Choosing Compassion for Judgment
So I made slow and imperfect choices to stop the fight. I started treating my face the way I could treat a frightened friend: Patience rather than contempt. When I felt the heat rise instead of disaster resistance, I simply tried to notice it. It’s here. That’s okay. It will pass.
This sounds deceptively simple. It is not. Years of conditions do not melt overnight. But the direction of the effort has changed, and that is very important. I no longer try to eliminate any part of myself.
I have found that when I am kind to myself, I am also kind to others. I began to notice how many people in any room looked a little uncomfortable, a little conscious, a little worried about how they were going through. Almost everyone is afraid of rejection. Almost everyone wants to belong. My shyness, which I consider embarrassing, is just my nervous system being honest with how I care.
Gradually, loneliness begins to increase. I stayed in the conversation a little longer. I accepted an invitation I had previously declined. I let people see me confused without immediately devising a strategy. And the world, as it turned out, did not end there. I noticed that I was less worried about the redness, I was more depressed.
The search for peace
If you are reading this and you struggle with any part of yourself that you have spent years cracking or hiding, I want to make it clear that you are not broken. Your sensitivity is not a design disadvantage. It is one of those moody times where he would break into endless soliloquy with himself.
The mind that creates the most shame is the mind that has the same effect that can redirect to healing. It takes time. It takes patience.
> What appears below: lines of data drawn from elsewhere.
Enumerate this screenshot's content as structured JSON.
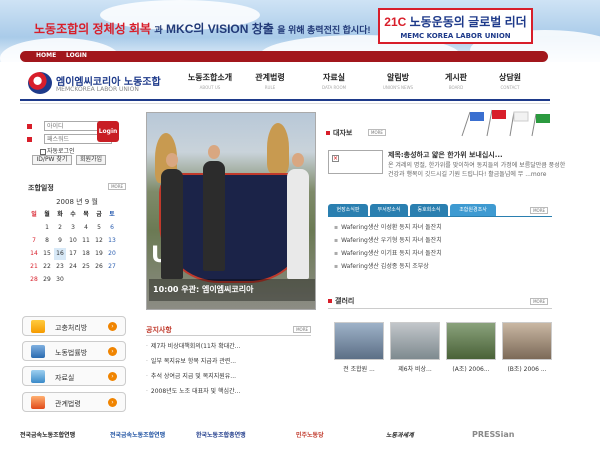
{
  "header": {
    "slogan_part1": "노동조합의 정체성 회복",
    "slogan_mid": "과",
    "slogan_part2": "MKC의 VISION 창출",
    "slogan_end": "을 위해 총력전진 합시다!",
    "leader_title_prefix": "21C",
    "leader_title": "노동운동의 글로벌 리더",
    "leader_sub": "MEMC KOREA LABOR UNION",
    "top_links": [
      "HOME",
      "LOGIN"
    ]
  },
  "logo": {
    "name": "엠이엠씨코리아 노동조합",
    "sub": "MEMCKOREA LABOR UNION"
  },
  "nav": [
    {
      "label": "노동조합소개",
      "sub": "ABOUT US"
    },
    {
      "label": "관계법령",
      "sub": "RULE"
    },
    {
      "label": "자료실",
      "sub": "DATA ROOM"
    },
    {
      "label": "알림방",
      "sub": "UNION'S NEWS"
    },
    {
      "label": "게시판",
      "sub": "BOARD"
    },
    {
      "label": "상담원",
      "sub": "CONTACT"
    }
  ],
  "login": {
    "id_placeholder": "아이디",
    "pw_placeholder": "패스워드",
    "button": "Login",
    "auto_login": "자동로그인",
    "find_id": "ID/PW 찾기",
    "join": "회원가입"
  },
  "calendar": {
    "title": "조합일정",
    "more": "MORE",
    "year_month": "2008 년 9 월",
    "weekdays": [
      "일",
      "월",
      "화",
      "수",
      "목",
      "금",
      "토"
    ],
    "days": [
      "",
      "1",
      "2",
      "3",
      "4",
      "5",
      "6",
      "7",
      "8",
      "9",
      "10",
      "11",
      "12",
      "13",
      "14",
      "15",
      "16",
      "17",
      "18",
      "19",
      "20",
      "21",
      "22",
      "23",
      "24",
      "25",
      "26",
      "27",
      "28",
      "29",
      "30",
      "",
      "",
      "",
      ""
    ]
  },
  "left_buttons": [
    "고충처리방",
    "노동법률방",
    "자료실",
    "관계법령"
  ],
  "photo": {
    "caption": "10:00   우관: 엠이엠씨코리아"
  },
  "notice": {
    "title": "공지사항",
    "more": "MORE",
    "items": [
      "제7차 비상대책회의(11차 확대간...",
      "일부 복지유보 항목 지급과 관련...",
      "추석 상여금 지급 및 복지지원유...",
      "2008년도 노조 대표자 및 핵심간..."
    ]
  },
  "daebo": {
    "title": "대자보",
    "more": "MORE",
    "headline": "제목:총성하고 얇은 한가위 보내십시...",
    "body": "온 겨레의 명절, 한가위를 맞이하여 동지들의 가정에 보름달만큼 풍성한 건강과 행복이 깃드시길 기원 드립니다! 활금돌넘에 무 ...more"
  },
  "tabs": {
    "labels": [
      "현장소식판",
      "부서장소식",
      "동호회소식",
      "조합원경조사"
    ],
    "more": "MORE"
  },
  "news": [
    "Wafering생산 이성환 동지 자녀 돌잔치",
    "Wafering생산 우기형 동지 자녀 돌잔치",
    "Wafering생산 이기표 동지 자녀 돌잔치",
    "Wafering생산 김성종 동지 조부상"
  ],
  "gallery": {
    "title": "갤러리",
    "more": "MORE",
    "captions": [
      "전 조합원 ...",
      "제6차 비상...",
      "(A조) 2006...",
      "(B조) 2006 ..."
    ]
  },
  "footer": [
    "전국금속노동조합연맹",
    "전국금속노동조합연맹",
    "한국노동조합총연맹",
    "민주노동당",
    "노동과세계",
    "PRESSian"
  ]
}
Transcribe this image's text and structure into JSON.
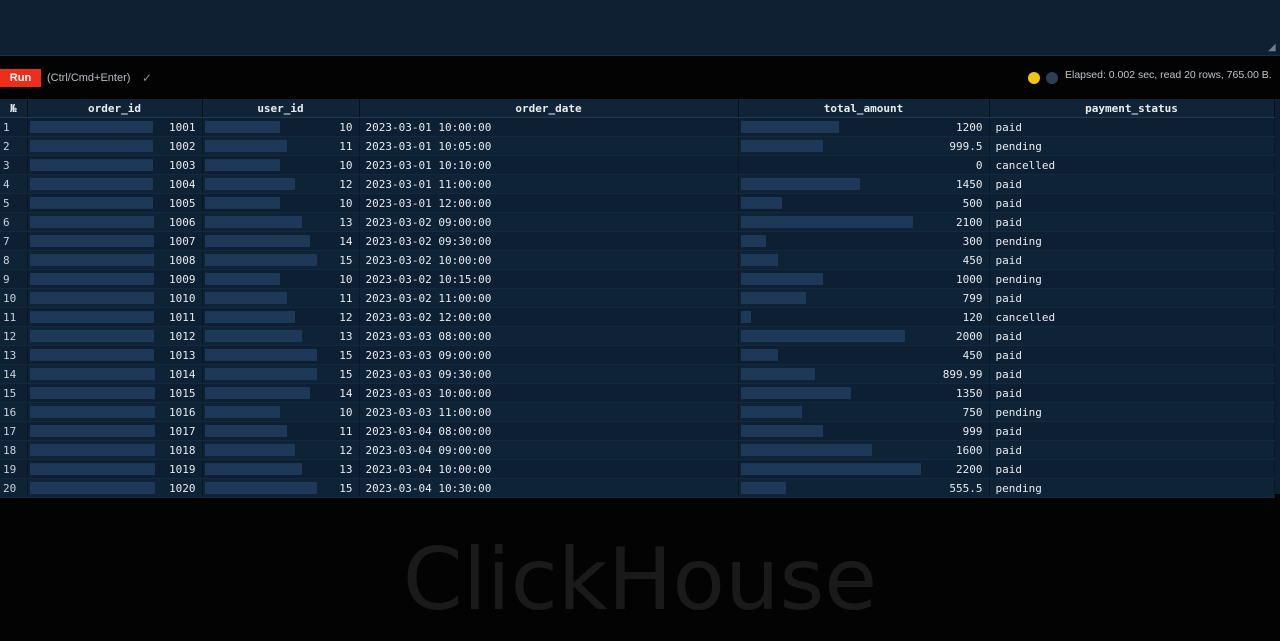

It takes the will to sit comfortably rather than run away from it. But it is possible.
When we stop seeing our sensitivities as weaknesses, we open the door to real relationships and lives where we no longer feel the need to hide. We stop implementing our own version, which has been carefully edited for the comfort of others, and we start showing it as we are. That, in my experience, is where the real connection begins.
Sometimes beetroot is still here. But he no longer runs the program.
About Mark Stubbles
Mark Stubbles is a dermatologist, author and course creator who specializes in helping others overcome anxiety and trauma. Having walked the path from social isolation to self-acceptance, he now guides others through the fear of shame and regains confidence. You can find more of his work at markstubbles.com Or find his comparison. Hypnotherapy versus speech therapy for fear of blushing.